Thursday 22 March 2012

School

Dear Kate,

HOLY CRAP! I have just enrolled you at school, because you asked me to.

Next I'm off to the bottle shop.  I guess I should meditate, but I'm up for a more passive form of relaxation that doesn't require mental discipline.  Avoid your inherent psychological tendencies and don't be influenced by my coping strategies, if you would.

How do you think you'll go? 



Can I just let you go,
or
will I need to pick you up,
or
will I need to scrape you up?



Or will it be another case of liquification?  I hate mopping.



Watch this space and you'll find out! I'll give you my perspective at least.

I've always said that if you feel ready to tackle it, you will have the mental duress to succeed. (Are there too many 'mentals' in this passage?) Now I'm less certain.  Actually, I was never certain at all.

Good luck! Huh! What an outrageously inadequate thing to say!!

Love Mum
xxx

P.S. Are you sure I have equipped you well enough with what you need?  You seem so definate these days!

P.P.S You were the age champion of the home school swimming carnival today, remember?

P.P.P.S  I got your visual processing test reults yesterday.  Remember someone said you are essentially blind and have no visual memory?  91st percentile for visual memory and 99th percentile for visual spatial skills -you hit the ceiling of the test and the examiner commented that he assumed you would be an exeptional reader.  What an enigma you are!

Sunday 4 March 2012

A Loss of Perspective









Dear Kate,

Last week you finished a 2 week intensive visual processing course with an expert on Dyslexia.  The upshot was they "hoped like hell that it had done some good" but considered your impairment to be "very severe" to the point that you would always need a reader and a scribe as you are functionally "deaf and blind" where literacy is concerned.

It has really knocked the wind out of me...again.

You enjoyed the course (and all the bribery I used to get you to do it) and skipped out happily and chatted away, while I staggered and grunted non-committally and the migrane started to brew.

The next day I set off on a 100km walk to fundraise for the Fred Hollows Foundation. For each $25 my team and I raised, the charity can restore vision to one person whose blindness is caused by poverty. A cheap easy solution. Appealing huh?

You and your sister wrote me little notes to give me encouragement along the way, but the only one I can really remember said "Go mummy go.  If you get dorb (bored), try torking in pig lengig (Pig Language)."

What I should have done, is enjoy the running joke between us, but instead I counted the errors and wondered if anyone else could have gleaned a meaning from this.

I recognise my complete lack of perspective in responding this way.  I guess that is good.
It is a new week and time to start afresh.

Love Mum
xxx

Sunday 26 February 2012

A big glimmering, glistening ray of hope! Perhaps you need one?

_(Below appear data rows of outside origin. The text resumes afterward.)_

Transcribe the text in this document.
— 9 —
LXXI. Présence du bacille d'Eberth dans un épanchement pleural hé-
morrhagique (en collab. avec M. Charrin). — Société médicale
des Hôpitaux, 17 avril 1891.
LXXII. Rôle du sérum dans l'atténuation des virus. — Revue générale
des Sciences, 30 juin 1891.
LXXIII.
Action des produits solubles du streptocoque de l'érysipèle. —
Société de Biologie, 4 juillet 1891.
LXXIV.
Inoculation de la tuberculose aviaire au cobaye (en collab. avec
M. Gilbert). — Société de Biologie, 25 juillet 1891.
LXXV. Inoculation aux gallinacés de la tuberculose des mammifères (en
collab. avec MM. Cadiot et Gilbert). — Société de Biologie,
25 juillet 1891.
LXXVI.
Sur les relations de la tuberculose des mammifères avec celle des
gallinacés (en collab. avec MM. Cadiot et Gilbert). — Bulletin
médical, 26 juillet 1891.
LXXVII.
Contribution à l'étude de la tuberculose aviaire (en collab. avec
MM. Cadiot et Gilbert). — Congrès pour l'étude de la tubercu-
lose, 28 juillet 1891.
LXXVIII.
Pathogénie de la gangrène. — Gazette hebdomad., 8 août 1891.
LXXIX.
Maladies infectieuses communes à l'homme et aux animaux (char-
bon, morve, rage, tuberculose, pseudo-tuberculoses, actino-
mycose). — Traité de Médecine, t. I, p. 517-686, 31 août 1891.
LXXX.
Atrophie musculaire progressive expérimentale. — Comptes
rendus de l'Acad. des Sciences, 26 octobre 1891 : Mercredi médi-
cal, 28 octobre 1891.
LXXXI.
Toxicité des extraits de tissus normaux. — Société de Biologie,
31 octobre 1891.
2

A big glimmering, glistening ray of hope!  If you are reading this blog perhaps you need one.

Here's where I found mine:

DyslexicAdvantage.com is one of the world's largest dyslexia communities.

It's HERE!


"Probably the most helpful material ever published on dyslexia..."

So true!!

Here is my letter to the authors:



"I wanted to thank you for giving some colour and texture to my hope.  I knew that dyslexic minds were amazing ones and my daughter’s amongst them, but couldn’t quite articulate how.  After she was labelled as gifted, teachers and therapists kept asking “But how is she gifted?” and I could only answer “Well, cognitively”. 

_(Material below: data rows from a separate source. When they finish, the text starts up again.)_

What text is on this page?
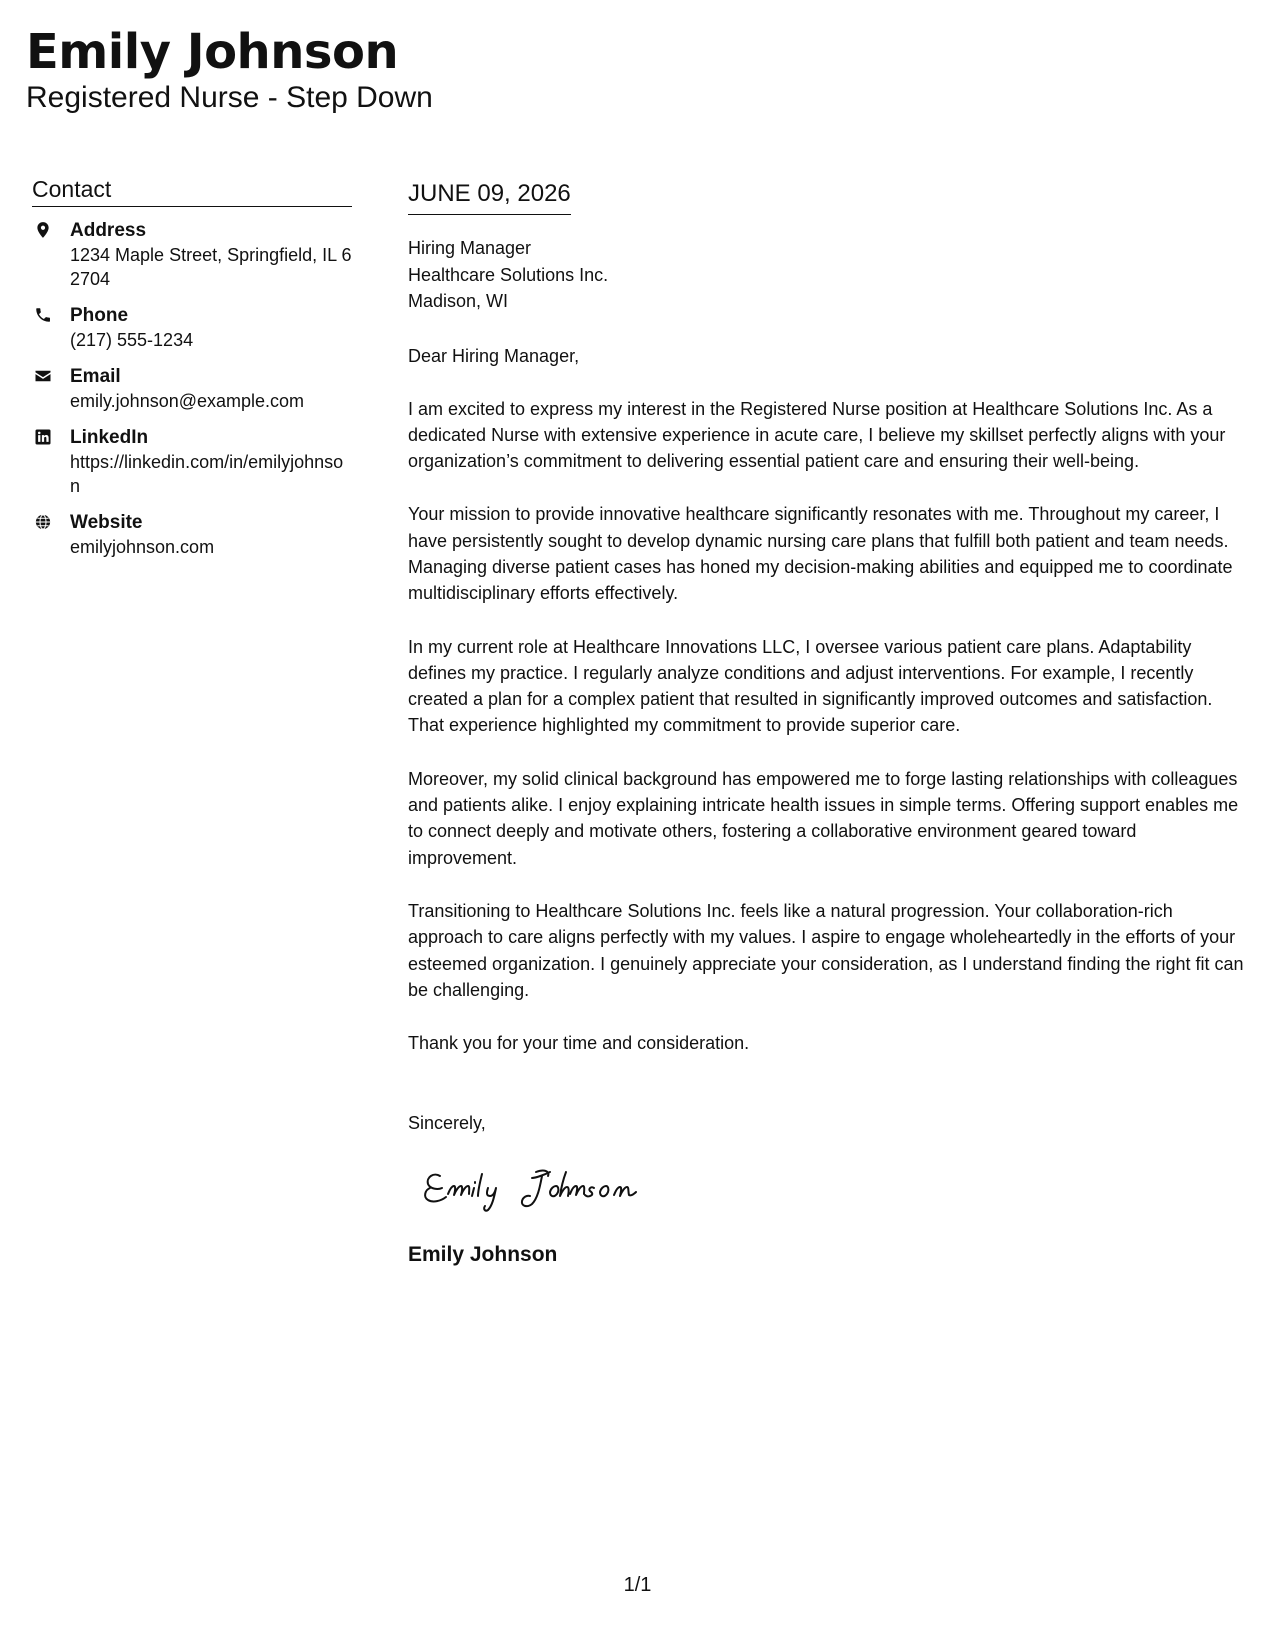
Emily Johnson
Registered Nurse - Step Down
Contact
Address
1234 Maple Street, Springfield, IL 62704
Phone
(217) 555-1234
Email
emily.johnson@example.com
LinkedIn
https://linkedin.com/in/emilyjohnson
Website
emilyjohnson.com
JUNE 09, 2026
Hiring Manager
Healthcare Solutions Inc.
Madison, WI
Dear Hiring Manager,
I am excited to express my interest in the Registered Nurse position at Healthcare Solutions Inc. As a dedicated Nurse with extensive experience in acute care, I believe my skillset perfectly aligns with your organization’s commitment to delivering essential patient care and ensuring their well-being.
Your mission to provide innovative healthcare significantly resonates with me. Throughout my career, I have persistently sought to develop dynamic nursing care plans that fulfill both patient and team needs. Managing diverse patient cases has honed my decision-making abilities and equipped me to coordinate multidisciplinary efforts effectively.
In my current role at Healthcare Innovations LLC, I oversee various patient care plans. Adaptability defines my practice. I regularly analyze conditions and adjust interventions. For example, I recently created a plan for a complex patient that resulted in significantly improved outcomes and satisfaction. That experience highlighted my commitment to provide superior care.
Moreover, my solid clinical background has empowered me to forge lasting relationships with colleagues and patients alike. I enjoy explaining intricate health issues in simple terms. Offering support enables me to connect deeply and motivate others, fostering a collaborative environment geared toward improvement.
Transitioning to Healthcare Solutions Inc. feels like a natural progression. Your collaboration-rich approach to care aligns perfectly with my values. I aspire to engage wholeheartedly in the efforts of your esteemed organization. I genuinely appreciate your consideration, as I understand finding the right fit can be challenging.
Thank you for your time and consideration.
Sincerely,
Emily Johnson
1/1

 It certainly wasn’t functionally because she was performing in the low-average arena for most things at school.  Everyone looked at her performance from ”the flip side of the coin” and only addressed her areas of weakness, me included.

Now that you have highlighted her processing style for me, I can see for the first time how it is that she will progress from the caterpillar to the butterfly and I could howl, snort and slobber (not merely weep) from relief.

Those 16 typed-pages of fairy story that she dictated to my mother at age four, are the masterpiece that I thought them to be, a window into Kate's world and maybe the first grading in what will eventually become a vertical trajectory to fulfilment and success.   Thank you, thank you, thank you!!!"